Large IRA’s: Vanguard Powers of Attorney–Advisable Or Not?
A married couple ages 80 and 78 have named each other as primary beneficiary of their $2.5 million in their 6 IRA’s at Vanguard and their 3 sons as equal secondary beneficiaries. The sons live in 3 cities in 2 states. Upon their parents’ second death, one son will assume the work of of filing instructions with Vanguard for creating inherited IRA’s and inheriting the parents’ nonretirement assets, he will deal with an estate attorney, etc.
While the documents he’ll prepare could be FedEx’d to his 2 brothers for their signatures and signature guarantees, it would be simpler and quicker if he had their Vanguard Power of Attorney (P/A) so he could act for them.

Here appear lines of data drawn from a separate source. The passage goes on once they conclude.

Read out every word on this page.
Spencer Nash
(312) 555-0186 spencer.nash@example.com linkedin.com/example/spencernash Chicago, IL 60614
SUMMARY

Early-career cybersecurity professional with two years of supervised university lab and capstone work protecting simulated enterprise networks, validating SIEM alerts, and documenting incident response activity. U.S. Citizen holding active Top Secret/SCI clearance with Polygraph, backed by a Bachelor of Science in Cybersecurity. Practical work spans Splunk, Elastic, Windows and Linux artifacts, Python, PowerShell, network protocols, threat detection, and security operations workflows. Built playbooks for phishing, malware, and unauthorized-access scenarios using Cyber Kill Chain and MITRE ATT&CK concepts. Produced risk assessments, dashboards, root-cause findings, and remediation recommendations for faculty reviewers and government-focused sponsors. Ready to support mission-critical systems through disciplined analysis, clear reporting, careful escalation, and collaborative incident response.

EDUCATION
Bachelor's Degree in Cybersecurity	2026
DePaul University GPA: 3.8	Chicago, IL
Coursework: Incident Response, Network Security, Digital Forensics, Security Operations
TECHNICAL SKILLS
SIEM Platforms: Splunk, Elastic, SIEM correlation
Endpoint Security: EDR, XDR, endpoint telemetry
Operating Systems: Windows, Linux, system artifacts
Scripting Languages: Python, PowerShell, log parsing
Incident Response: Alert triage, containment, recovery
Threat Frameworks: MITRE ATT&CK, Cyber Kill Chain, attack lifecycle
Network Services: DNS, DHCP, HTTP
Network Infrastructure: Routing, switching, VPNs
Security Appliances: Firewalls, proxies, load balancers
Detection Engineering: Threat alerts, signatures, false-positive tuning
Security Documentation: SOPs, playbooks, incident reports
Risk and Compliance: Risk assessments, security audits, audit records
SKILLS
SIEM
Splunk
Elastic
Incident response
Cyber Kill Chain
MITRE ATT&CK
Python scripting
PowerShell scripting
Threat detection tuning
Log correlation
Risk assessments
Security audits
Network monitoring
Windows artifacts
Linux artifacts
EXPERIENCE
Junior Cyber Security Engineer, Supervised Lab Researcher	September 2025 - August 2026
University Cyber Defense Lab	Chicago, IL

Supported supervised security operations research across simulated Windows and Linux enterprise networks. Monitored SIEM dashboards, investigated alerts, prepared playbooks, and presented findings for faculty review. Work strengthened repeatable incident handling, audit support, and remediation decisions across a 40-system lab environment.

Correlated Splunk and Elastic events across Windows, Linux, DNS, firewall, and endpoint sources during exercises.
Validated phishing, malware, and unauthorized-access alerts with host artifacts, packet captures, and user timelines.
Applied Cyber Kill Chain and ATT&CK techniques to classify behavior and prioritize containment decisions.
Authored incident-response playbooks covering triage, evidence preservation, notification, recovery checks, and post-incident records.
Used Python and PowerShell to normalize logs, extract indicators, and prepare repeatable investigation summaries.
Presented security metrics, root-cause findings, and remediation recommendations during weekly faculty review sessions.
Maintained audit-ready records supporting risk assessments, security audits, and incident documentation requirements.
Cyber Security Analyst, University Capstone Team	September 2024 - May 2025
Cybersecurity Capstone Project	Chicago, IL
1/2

The Vanguard P/A, which cannot be modified and which Vanguard wants rather than a more general P/A, would also enable him to move his brothers’ Vanguard assets into his own account. (While Vanguard also has a Limited P/A, it would prevent his acting for his brothers.) This one son is trustworthy so there does not appear to be any real risk of his acting in other than a fiduciary way.
I would appreciate any comments about the advisability/inadvisability of the one son being given a Vanguard P/A by his 2 brothers and I welcome any other suggestions.
Thank you.
Permalink Submitted by Alan Spross on Thu, 2008-02-14 18:49
While large sums of money have often resulted in substantial character changes in people, this probably still comes down to how comfortable all 3 of them are with the situation. They each know the other’s temperaments and understanding of financial transactions better than those advising them, so if they are ALL comfortable with the VG full POA form, it should be OK. This includes the attorney in fact just as much as the other two, and goes beyond the question of integrity. For example, even though everything is done properly, how likely will it be that one of the brothers does not fully understand all the issues and that becomes a wedge issue?